MVP (first implementation): graph engine + caching, JSON serialization, frontend with editor/previews/sliders, seed system, and this node set: Load/Save/Viewer, Band Displace, Scanline Shift, Wave Warp, Block Mosh, Pixel Drag, Pixel Sort, Channel Shift, CMY/Synthwave Split, Chroma Shift, Gradient Map, Bitcrush, Bit Rotate, JPEG Databend, Byte Corrupt, Scanlines, Vignette, Grain, Mask-from-Luminance, Blend/Composite, Echo, Seed/Random/Math, Split/Merge Channels, Free Code.

Phase 2: Depth Estimate, Field Warp from depth, noise variants (perlin/blue), Voronoi, subgraphs/groups, CRT, GPU backend, batch/multi-image, preset library.


13. Decisions (settled — rationale in plan.md §1)

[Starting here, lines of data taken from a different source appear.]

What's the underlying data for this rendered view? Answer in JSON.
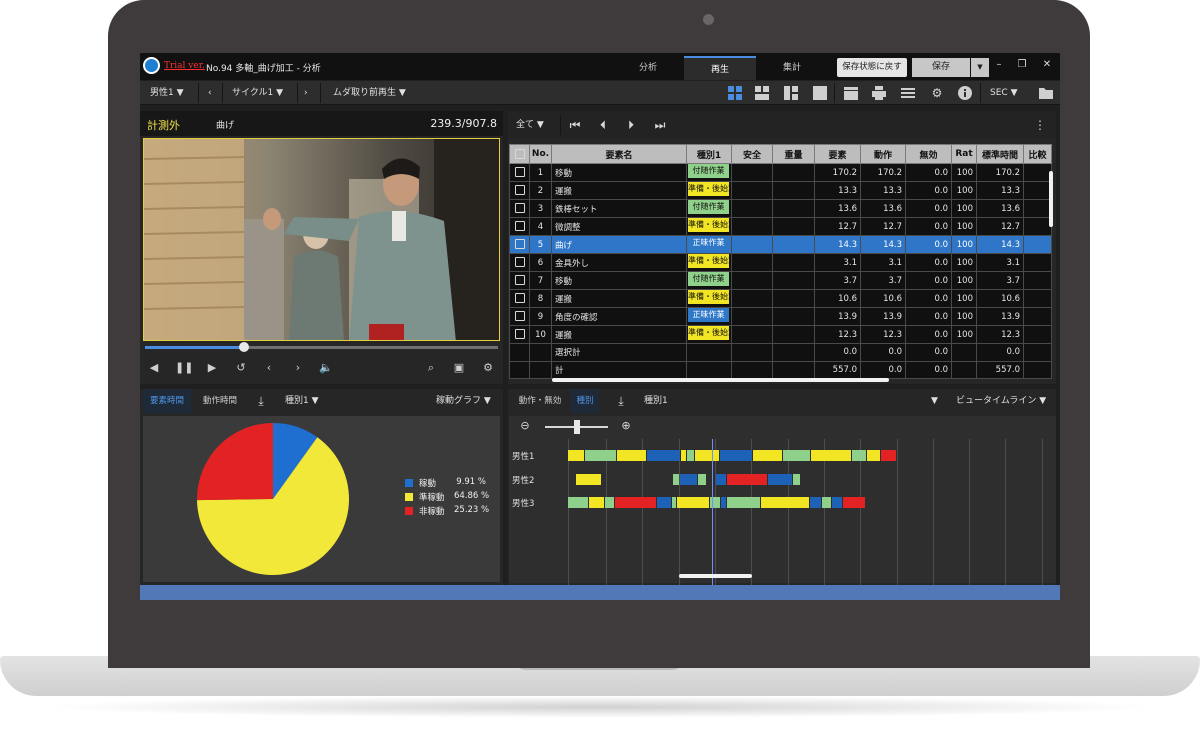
{
  "titlebar": {
    "trial_label": "Trial ver.",
    "file_title": "No.94 多軸_曲げ加工 - 分析",
    "tabs": [
      "分析",
      "再生",
      "集計"
    ],
    "active_tab": "再生",
    "revert_label": "保存状態に戻す",
    "save_label": "保存"
  },
  "toolbar": {
    "worker": "男性1",
    "cycle": "サイクル1",
    "playback_mode": "ムダ取り前再生",
    "unit": "SEC"
  },
  "video": {
    "status": "計測外",
    "element": "曲げ",
    "time": "239.3/907.8",
    "seek_progress": 0.28
  },
  "table": {
    "filter": "全て",
    "headers": [
      "No.",
      "要素名",
      "種別1",
      "安全",
      "重量",
      "要素",
      "動作",
      "無効",
      "Rat",
      "標準時間",
      "比較"
    ],
    "rows": [
      {
        "no": "1",
        "name": "移動",
        "category": "付随作業",
        "element": "170.2",
        "motion": "170.2",
        "invalid": "0.0",
        "rate": "100",
        "std": "170.2"
      },
      {
        "no": "2",
        "name": "運搬",
        "category": "準備・後始末",
        "element": "13.3",
        "motion": "13.3",
        "invalid": "0.0",
        "rate": "100",
        "std": "13.3"
      },
      {
        "no": "3",
        "name": "鉄棒セット",
        "category": "付随作業",
        "element": "13.6",
        "motion": "13.6",
        "invalid": "0.0",
        "rate": "100",
        "std": "13.6"
      },
      {
        "no": "4",
        "name": "微調整",
        "category": "準備・後始末",
        "element": "12.7",
        "motion": "12.7",
        "invalid": "0.0",
        "rate": "100",
        "std": "12.7"
      },
      {
        "no": "5",
        "name": "曲げ",
        "category": "正味作業",
        "element": "14.3",
        "motion": "14.3",
        "invalid": "0.0",
        "rate": "100",
        "std": "14.3"
      },
      {
        "no": "6",
        "name": "金具外し",
        "category": "準備・後始末",
        "element": "3.1",
        "motion": "3.1",
        "invalid": "0.0",
        "rate": "100",
        "std": "3.1"
      },
      {
        "no": "7",
        "name": "移動",
        "category": "付随作業",
        "element": "3.7",
        "motion": "3.7",
        "invalid": "0.0",
        "rate": "100",
        "std": "3.7"
      },
      {
        "no": "8",
        "name": "運搬",
        "category": "準備・後始末",
        "element": "10.6",
        "motion": "10.6",
        "invalid": "0.0",
        "rate": "100",
        "std": "10.6"
      },
      {
        "no": "9",
        "name": "角度の確認",
        "category": "正味作業",
        "element": "13.9",
        "motion": "13.9",
        "invalid": "0.0",
        "rate": "100",
        "std": "13.9"
      },
      {
        "no": "10",
        "name": "運搬",
        "category": "準備・後始末",
        "element": "12.3",
        "motion": "12.3",
        "invalid": "0.0",
        "rate": "100",
        "std": "12.3"
      }
    ],
    "selected_row": 4,
    "summary": [
      {
        "label": "選択計",
        "element": "0.0",
        "motion": "0.0",
        "invalid": "0.0",
        "std": "0.0"
      },
      {
        "label": "計",
        "element": "557.0",
        "motion": "0.0",
        "invalid": "0.0",
        "std": "557.0"
      }
    ],
    "category_colors": {
      "付随作業": "#8fd08a",
      "準備・後始末": "#f2e524",
      "正味作業": "#2f78c8"
    }
  },
  "chart_panel": {
    "tabs": [
      "要素時間",
      "動作時間"
    ],
    "active_tab": "要素時間",
    "category": "種別1",
    "graph_type": "稼動グラフ"
  },
  "chart_data": {
    "type": "pie",
    "categories": [
      "稼動",
      "準稼動",
      "非稼動"
    ],
    "values": [
      9.91,
      64.86,
      25.23
    ],
    "value_labels": [
      "9.91 %",
      "64.86 %",
      "25.23 %"
    ],
    "colors": [
      "#1f6fd0",
      "#f2e83a",
      "#e32323"
    ],
    "legend_position": "right"
  },
  "timeline": {
    "tabs": [
      "動作・無効",
      "種別"
    ],
    "active_tab": "種別",
    "category": "種別1",
    "view": "ビュータイムライン",
    "workers": [
      "男性1",
      "男性2",
      "男性3"
    ],
    "ticks": [
      "0",
      "210.0",
      "220.0",
      "230.0",
      "240.0",
      "250.0",
      "260.0",
      "270.0",
      "280.0",
      "290.0",
      "300.0",
      "310.0",
      "320.0",
      "330.0"
    ],
    "playhead": 239.3,
    "zoom_level": 0.5,
    "colors": {
      "green": "#8fd08a",
      "yellow": "#f2e524",
      "blue": "#1e62b8",
      "red": "#e32323"
    },
    "lanes": [
      [
        [
          "yellow",
          199.5,
          204.2
        ],
        [
          "green",
          204.2,
          213.0
        ],
        [
          "yellow",
          213.0,
          221.4
        ],
        [
          "blue",
          221.4,
          230.6
        ],
        [
          "yellow",
          230.6,
          232.3
        ],
        [
          "green",
          232.3,
          234.4
        ],
        [
          "yellow",
          234.4,
          241.3
        ],
        [
          "blue",
          241.3,
          250.4
        ],
        [
          "yellow",
          250.4,
          258.6
        ],
        [
          "green",
          258.6,
          266.5
        ],
        [
          "yellow",
          266.5,
          277.7
        ],
        [
          "green",
          277.7,
          282.0
        ],
        [
          "yellow",
          282.0,
          285.8
        ],
        [
          "red",
          285.8,
          290.0
        ]
      ],
      [
        [
          "yellow",
          201.6,
          209.0
        ],
        [
          "green",
          228.3,
          230.3
        ],
        [
          "blue",
          230.3,
          235.3
        ],
        [
          "green",
          235.3,
          237.8
        ],
        [
          "blue",
          240.2,
          243.2
        ],
        [
          "red",
          243.2,
          254.6
        ],
        [
          "blue",
          254.6,
          261.4
        ],
        [
          "green",
          261.4,
          263.6
        ]
      ],
      [
        [
          "green",
          199.5,
          205.2
        ],
        [
          "yellow",
          205.2,
          209.7
        ],
        [
          "green",
          209.7,
          212.5
        ],
        [
          "red",
          212.5,
          223.9
        ],
        [
          "blue",
          223.9,
          228.1
        ],
        [
          "green",
          228.1,
          229.5
        ],
        [
          "yellow",
          229.5,
          238.5
        ],
        [
          "green",
          238.5,
          241.6
        ],
        [
          "blue",
          241.6,
          243.3
        ],
        [
          "green",
          243.3,
          252.7
        ],
        [
          "yellow",
          252.7,
          266.1
        ],
        [
          "blue",
          266.1,
          269.6
        ],
        [
          "green",
          269.6,
          272.3
        ],
        [
          "blue",
          272.3,
          275.2
        ],
        [
          "red",
          275.2,
          281.5
        ]
      ]
    ]
  }
}
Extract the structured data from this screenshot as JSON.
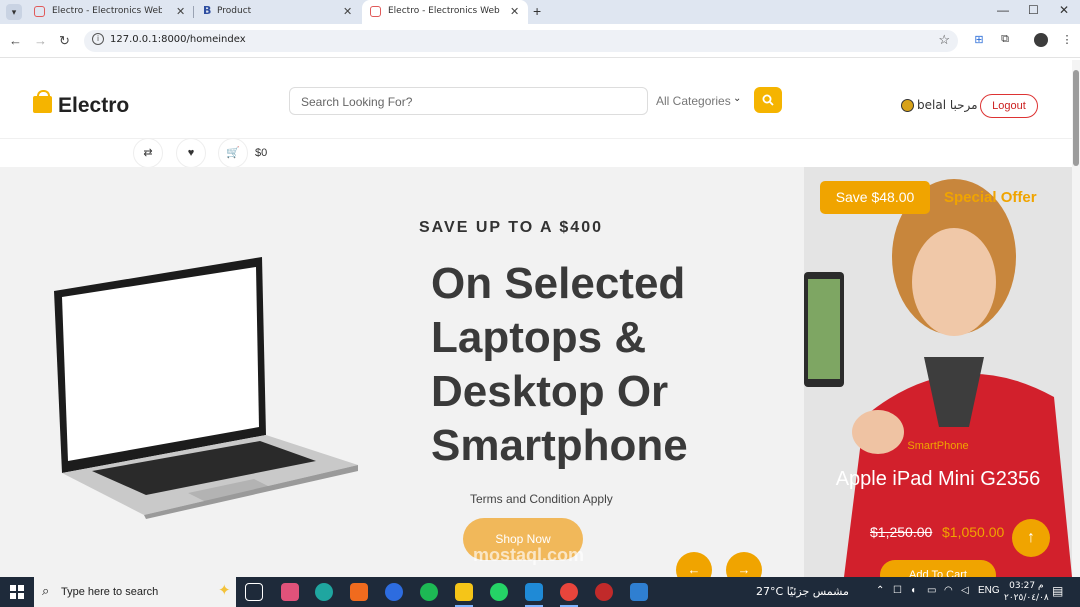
{
  "browser": {
    "tabs": [
      {
        "title": "Electro - Electronics Website Te",
        "active": false
      },
      {
        "title": "Product",
        "active": false
      },
      {
        "title": "Electro - Electronics Website Te",
        "active": true
      }
    ],
    "url": "127.0.0.1:8000/homeindex",
    "new_tab": "+",
    "minimize": "—",
    "maximize": "☐",
    "close": "✕"
  },
  "header": {
    "logo": "Electro",
    "search_placeholder": "Search Looking For?",
    "category": "All Categories",
    "user_greeting": "belal مرحبا",
    "logout": "Logout",
    "cart_total": "$0"
  },
  "hero": {
    "kicker": "SAVE UP TO A $400",
    "title": "On Selected Laptops & Desktop Or Smartphone",
    "terms": "Terms and Condition Apply",
    "cta": "Shop Now"
  },
  "offer": {
    "save": "Save $48.00",
    "label": "Special Offer",
    "category": "SmartPhone",
    "name": "Apple iPad Mini G2356",
    "old_price": "$1,250.00",
    "new_price": "$1,050.00",
    "cta": "Add To Cart"
  },
  "watermark": "mostaql.com",
  "taskbar": {
    "search_placeholder": "Type here to search",
    "weather": "27°C مشمس جزئيًا",
    "lang": "ENG",
    "time": "03:27 م",
    "date": "٢٠٢٥/٠٤/٠٨"
  },
  "colors": {
    "accent": "#f0a400",
    "brand_yellow": "#f5b400",
    "logout_red": "#cc2222"
  }
}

  1. IMAGE range:Decided: internally float32 0–255; convert only at I/O.
  2. Cache keying: full byte vs downsample hashDecided: structural keying (node type + params + upstream keys + resolution + version salt); no array hashing — purity makes it unnecessary (§4).
  3. Free-code sandbox:Decided: restricted-exec for MVP, subprocess isolation later; trusted-input model, not a real security boundary (§7).
  4. Frontend library:Decided: React Flow (@xyflow/react).
  5. Mask model:Decided: optional mask input on glitch nodes for MVP; an "apply-with-mask" wrapper node later.
  6. Resolution handling:Decided: shapes flow with the data; meta.resolution is only Load's normalization target / canvas default, not a global invariant (mask/field must match the array they modulate).

End of draft. The settled build plan, engine architecture, and milestone order live in plan.md — start there. This draft remains the spec for the data model, node interface, and node catalog (§3, §6); glitch.py/artistic.py in reference/ are the node reference implementations.